Desde los tiempos más remotos, el hombre, cuando no puede comprender el mundo externo que lo
rodea, crea representaciones míticas. Así, la humanidad ha llegado ha mitificar desde la
salida y la puesta del sol hasta los fenómenos atmosféricos, el crecimiento de las plantas,
el nacimiento y la muerte. La primavera es la estación del renacimiento... así lo entendieron
la gran mayoría de las religiones antiguas y, a partir de ello, levantaron muchos de sus
mitos. En este contexto, la primavera es vista como lo muerto que renace. Una vez más ocurre
el milagro: de los arboles deshojados renacen nuevos brotes y, una vez más, hay cosecha, es
decir, vida.
Mahoma decía: "No hay gota en los mares, ni fruto en los árboles, ni planta en la tierra que
no tenga en cada semilla un ángel que cuide de ella". La naturaleza está entonces ligada a lo
sagrado y protegida por los guardianes de dios para que al hombre no le falte el sustento.
Para algunos pueblos eslavos y escandinavos, por ejemplo, los templos consagrados a sus
dioses eran bosques, lagos y árboles sagrados, pero todos celebraban festivales que podían
durar semanas porque para todos los pueblos la primavera siempre era algo festivo.
Las diosas Démeter y Perséfone representaban para los pueblos de la antigüedad los poderes de
la naturaleza, su transformación y la emergencia cíclica. En la antigua Grecia, el primer día
de la primavera era el día en que Perséfone, prisionera bajo tierra durante seis meses,
volvía al regazo de Deméter, su madre.
Cuenta Homero que en el sureste de Europa hubo un tiempo en el que reinaba la eterna primavera.
La hierba siempre era verde y espesa y las flores nunca marchitaban. No existía el
invierno, ni la tierra yerma, ni el hambre. La artífice de tanta maravilla era Démeter, la
cuarta esposa de Zeus. De este matrimonio nació Core, luego llamada Perséfone. Se trataba de
una hermosa joven adorada por su madre que solía acercarse a un campo repleto de flores a
jugar. Un día, pasó por allí el terrible Hades con su temible carro tirado por caballos. Se
encandiló con Perséfone y la raptó para llevarla al subsuelo, su territorio. Deméter, al no
encontrar a su hija y con una antorchas en cada mano, emprendió una peregrinación de nueve
días y nueve noches. Al décimo día el Sol, que todo lo ve, se atrevió a confesarle quién se
había llevado a su hija. Irritada por la ofensa, Démeter decidió abandonar sus funciones y el
Olimpo. Vivió y viajó por la tierra. Esta se quedó desolada y sin ningún fruto ya que, privada
de su mano fecunda, se seca y las plantas no crecen. Ante este desastre Zeus se vio obligado
a intervenir pero no pudo devolverle la hija a su madre. Es que Perséfone ya había
probado el fruto de los infiernos (la granada) y por eso le era imposible abandonar las
profundidades y regresar al mundo de los vivos. Sin embargo, se pudo llegar a un acuerdo: una
parte del año Perséfone lo pasaría con su esposo y, la otra parte, con su madre.
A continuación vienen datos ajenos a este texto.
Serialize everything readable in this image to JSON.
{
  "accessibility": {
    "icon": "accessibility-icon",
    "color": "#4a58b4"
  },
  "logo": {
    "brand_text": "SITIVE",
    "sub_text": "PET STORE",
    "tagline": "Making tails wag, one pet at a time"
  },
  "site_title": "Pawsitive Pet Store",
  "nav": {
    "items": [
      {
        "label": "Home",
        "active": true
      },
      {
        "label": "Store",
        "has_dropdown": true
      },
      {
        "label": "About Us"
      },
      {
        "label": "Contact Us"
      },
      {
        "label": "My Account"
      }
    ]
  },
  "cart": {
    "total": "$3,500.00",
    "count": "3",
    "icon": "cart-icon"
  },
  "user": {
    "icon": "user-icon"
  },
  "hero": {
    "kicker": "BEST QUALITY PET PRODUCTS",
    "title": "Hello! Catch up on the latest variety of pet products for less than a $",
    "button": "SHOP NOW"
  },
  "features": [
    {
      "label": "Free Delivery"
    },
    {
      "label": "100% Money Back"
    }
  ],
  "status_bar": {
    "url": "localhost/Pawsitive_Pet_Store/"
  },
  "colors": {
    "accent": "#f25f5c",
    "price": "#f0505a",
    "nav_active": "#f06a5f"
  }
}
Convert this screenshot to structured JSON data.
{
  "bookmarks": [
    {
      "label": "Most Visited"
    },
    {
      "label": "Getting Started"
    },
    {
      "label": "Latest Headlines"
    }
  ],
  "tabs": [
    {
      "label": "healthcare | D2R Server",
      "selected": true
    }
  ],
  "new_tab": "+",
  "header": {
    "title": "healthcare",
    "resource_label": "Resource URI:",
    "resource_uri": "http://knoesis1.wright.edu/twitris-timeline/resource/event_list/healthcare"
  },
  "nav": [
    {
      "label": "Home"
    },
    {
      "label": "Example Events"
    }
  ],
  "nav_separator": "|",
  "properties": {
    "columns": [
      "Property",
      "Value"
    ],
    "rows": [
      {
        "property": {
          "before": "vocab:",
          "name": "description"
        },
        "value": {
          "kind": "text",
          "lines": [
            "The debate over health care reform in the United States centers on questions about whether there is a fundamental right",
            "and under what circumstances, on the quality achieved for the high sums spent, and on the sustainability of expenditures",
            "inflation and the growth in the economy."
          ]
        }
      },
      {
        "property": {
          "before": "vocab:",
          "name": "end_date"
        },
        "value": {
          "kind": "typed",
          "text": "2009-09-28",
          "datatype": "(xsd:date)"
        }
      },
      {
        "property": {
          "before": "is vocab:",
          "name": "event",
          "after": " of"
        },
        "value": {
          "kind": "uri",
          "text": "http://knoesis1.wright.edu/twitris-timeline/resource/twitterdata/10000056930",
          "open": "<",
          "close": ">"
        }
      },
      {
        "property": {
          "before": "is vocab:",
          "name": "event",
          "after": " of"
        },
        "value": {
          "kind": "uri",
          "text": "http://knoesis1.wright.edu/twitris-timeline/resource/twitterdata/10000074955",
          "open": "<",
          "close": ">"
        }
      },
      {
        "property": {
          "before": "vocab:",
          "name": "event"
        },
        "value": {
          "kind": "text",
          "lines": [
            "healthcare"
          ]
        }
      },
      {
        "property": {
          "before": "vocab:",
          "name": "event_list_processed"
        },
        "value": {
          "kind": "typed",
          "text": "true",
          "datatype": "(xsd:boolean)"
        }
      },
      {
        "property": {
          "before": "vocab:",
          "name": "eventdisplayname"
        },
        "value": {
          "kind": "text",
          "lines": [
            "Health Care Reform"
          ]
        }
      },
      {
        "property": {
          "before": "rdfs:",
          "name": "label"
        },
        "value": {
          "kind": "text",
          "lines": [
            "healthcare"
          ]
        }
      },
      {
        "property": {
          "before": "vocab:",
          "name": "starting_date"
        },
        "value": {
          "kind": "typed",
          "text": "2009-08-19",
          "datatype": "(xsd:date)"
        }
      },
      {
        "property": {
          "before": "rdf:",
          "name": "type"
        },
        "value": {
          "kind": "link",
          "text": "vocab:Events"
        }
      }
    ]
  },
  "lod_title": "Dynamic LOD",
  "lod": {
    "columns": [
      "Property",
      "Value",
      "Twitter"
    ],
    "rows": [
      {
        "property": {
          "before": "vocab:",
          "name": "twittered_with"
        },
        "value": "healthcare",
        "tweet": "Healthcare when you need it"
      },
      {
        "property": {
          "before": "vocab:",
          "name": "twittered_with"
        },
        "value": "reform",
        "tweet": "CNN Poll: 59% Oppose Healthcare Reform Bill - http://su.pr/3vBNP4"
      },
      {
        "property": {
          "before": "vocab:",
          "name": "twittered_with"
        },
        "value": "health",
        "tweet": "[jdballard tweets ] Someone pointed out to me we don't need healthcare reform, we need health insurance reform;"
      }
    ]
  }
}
Lo que este mito indica es que cuando Perséfone regresa con su madre, Démeter muestra su
alegría haciendo reverdecer la tierra, con flores y frutos. Por el contrario, cuando la joven
desciende al subterráneo, el descontento de su madre se demuestra en la tristeza del otoño y
el invierno. Así se renueva anualmente el ciclo de las estaciones y así explicaban los griegos
la sucesión de ellas: el otoño y el invierno son tristes y oscuros como el corazón de
Deméter al estar separada de su hija. La alegría y la serenidad retornan cuando vuelve con
ella, es decir, cuando comienza la primavera.